I waited a cpl of months before having sex with my now dp (of 5years)
and when we got carried away and i had the map i didnt tell my mom!
so obviously she has been very grown up in telling her and you shoulld support this perhaps suggest that the pill does not stop stds/stis and a condom would be better protection if she will be having casual sex!
you should be proud your daughter is taking the protection herself! be easy on her!

sugarmatches · 20/08/2007 00:51

I found out my dd was thinking about having sex after one of her friends accidentally texted a message to our home phone instead of her mobile! We had a nice chat and got her on the pill and within days she and her bf had sex.
It is all about being 18 and I was just happy she waited so long.
BUT the most important thing I told her was the pill is only part of the protection and that only a condom will keep her safe.
If everyone is doing it (which come on, they are), then I don't want my dd to share dna with just anyone if you know what I mean.

hls · 20/08/2007 08:09

Thanks for all your replies. Yes, it is good she can tell me- more than I expected. I just think that sex means more to women than men and it should be part of a special, rather long term relationship, not a series of short relationships because I think that can cause alot of hurt on both sides- especially for girls.
I also think that people are under alot of pressure these days to have an active sex life, when maybe holding back is better at times.

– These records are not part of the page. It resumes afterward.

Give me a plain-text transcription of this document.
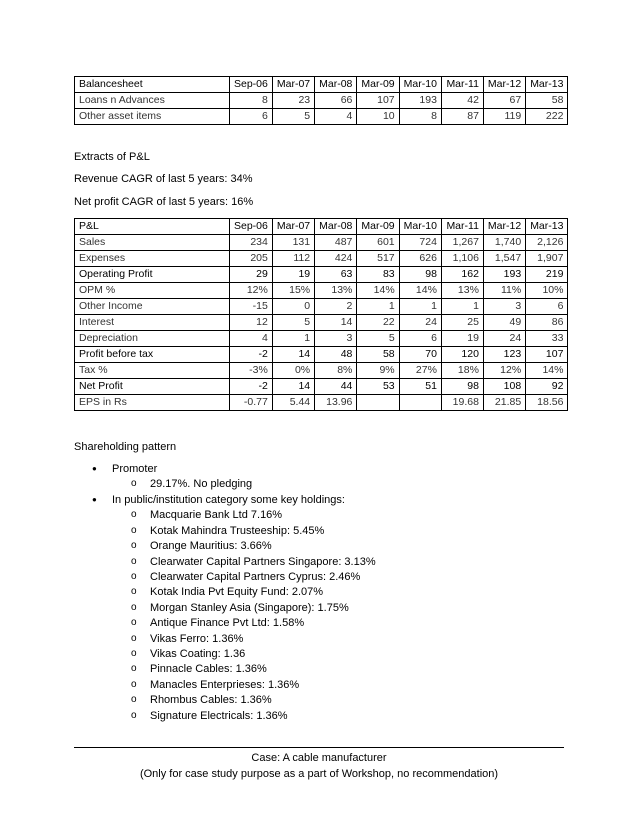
Balancesheet	Sep-06	Mar-07	Mar-08	Mar-09	Mar-10	Mar-11	Mar-12	Mar-13
Loans n Advances	8	23	66	107	193	42	67	58
Other asset items	6	5	4	10	8	87	119	222
Extracts of P&L
Revenue CAGR of last 5 years: 34%
Net profit CAGR of last 5 years: 16%
P&L	Sep-06	Mar-07	Mar-08	Mar-09	Mar-10	Mar-11	Mar-12	Mar-13
Sales	234	131	487	601	724	1,267	1,740	2,126
Expenses	205	112	424	517	626	1,106	1,547	1,907
Operating Profit	29	19	63	83	98	162	193	219
OPM %	12%	15%	13%	14%	14%	13%	11%	10%
Other Income	-15	0	2	1	1	1	3	6
Interest	12	5	14	22	24	25	49	86
Depreciation	4	1	3	5	6	19	24	33
Profit before tax	-2	14	48	58	70	120	123	107
Tax %	-3%	0%	8%	9%	27%	18%	12%	14%
Net Profit	-2	14	44	53	51	98	108	92
EPS in Rs	-0.77	5.44	13.96			19.68	21.85	18.56
Shareholding pattern
● Promoter
o 29.17%. No pledging
● In public/institution category some key holdings:
o Macquarie Bank Ltd 7.16%
o Kotak Mahindra Trusteeship: 5.45%
o Orange Mauritius: 3.66%
o Clearwater Capital Partners Singapore: 3.13%
o Clearwater Capital Partners Cyprus: 2.46%
o Kotak India Pvt Equity Fund: 2.07%
o Morgan Stanley Asia (Singapore): 1.75%
o Antique Finance Pvt Ltd: 1.58%
o Vikas Ferro: 1.36%
o Vikas Coating: 1.36
o Pinnacle Cables: 1.36%
o Manacles Enterprieses: 1.36%
o Rhombus Cables: 1.36%
o Signature Electricals: 1.36%
Case: A cable manufacturer
(Only for case study purpose as a part of Workshop, no recommendation)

We have had the chat about condoms, so she knows about that too.

I am no prude- even if that's how I coming across! I have had my share of partners and an STD which was my own fault when I was 19 - someone I had known for ages but he slept around.

My husband and I got it together very quickly - but I was in my late 20s then and more sure of what my emotions were.

I suppose what I can't get my head round is that young people now don't seem t o think of sex as anything very special- whereas when I was younger it was- and you waited usually until you were "in love" - even if it didn't last!

OP posts:
meandmy · 20/08/2007 22:48

it still is special for lots of people i made my dp wait (even though i wanted him as much as he wanted me), and im glad i did as it meant he respected me and was serious about me like i was about him!
you were just being a mother not a prude!